What was not beside the point was Fonda’s Bree — sexy and sleek and shagged, braless and ultramodern, the sexual revolution incarnate. She may not have been what Betty Friedan and Gloria Steinem had in mind when they raised the banner for the liberated woman, but she was infinitely more interesting than most cinematic waifs of the era, who, with their Keane-cartoon eyes and baby-doll insouciance, hung off men’s necks like love beads. (It’s also worth remembering that Straw Dogs, with big-eyed Susan George and its special brand of misogyny, was just around the corner.) It’s no small irony that Bree remains one of the most complex female characters to emerge (and live) on American screens since the end of the studio system. Heavily influenced by European art cinema in general, and the prostitute films of Jean-Luc Godard in particular, Klute was released by Warner Bros. at a moment when Hollywood, post–Easy Rider, was banking on risk.

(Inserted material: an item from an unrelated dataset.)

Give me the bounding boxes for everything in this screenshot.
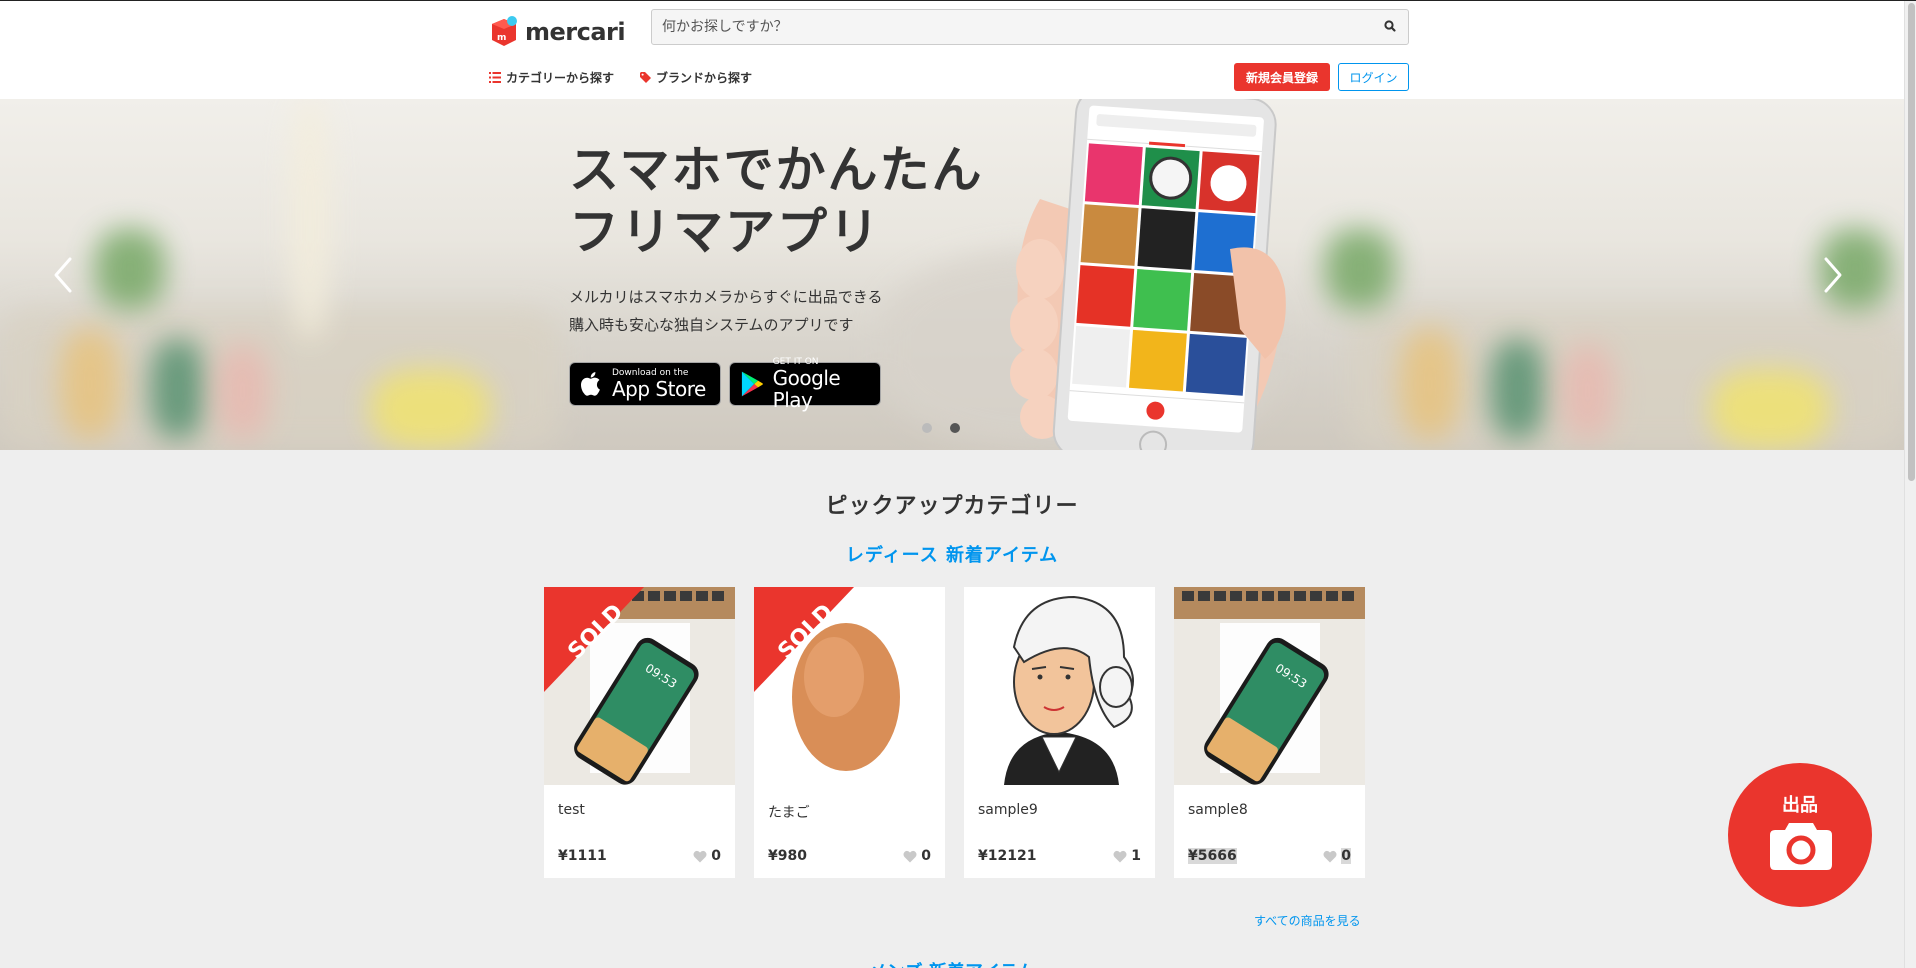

Warner Bros. lost its nerve fairly early in that game, but Klute remains one of the studio’s high points during that period, though less for Pakula’s gritty anti-aesthetic or Sutherland’s skin-crawling bedside manner than for Fonda’s rich creation, a woman in whom the contradictions of the era restlessly, relentlessly collide. Good woman, bad woman, lost soul, right-on hippie chick . . . all of Bree’s identities were true and false at once, which made that finale — with Sutherland, the packed cat and final door slam — seem less like a fairy-tale ending than a possible bad trip. Fast-forward two decades to 1990 and the contradictions are replaced by Pretty Woman. An entire history of American film could be written pegged to just Klute and Pretty Woman. Between those two films, the studios were absorbed by multinational corporations, for which the best bets are always the lowest common denominator, and movies got more expensive to make and release. In other words, they became at once more financially risky and less aesthetically risky.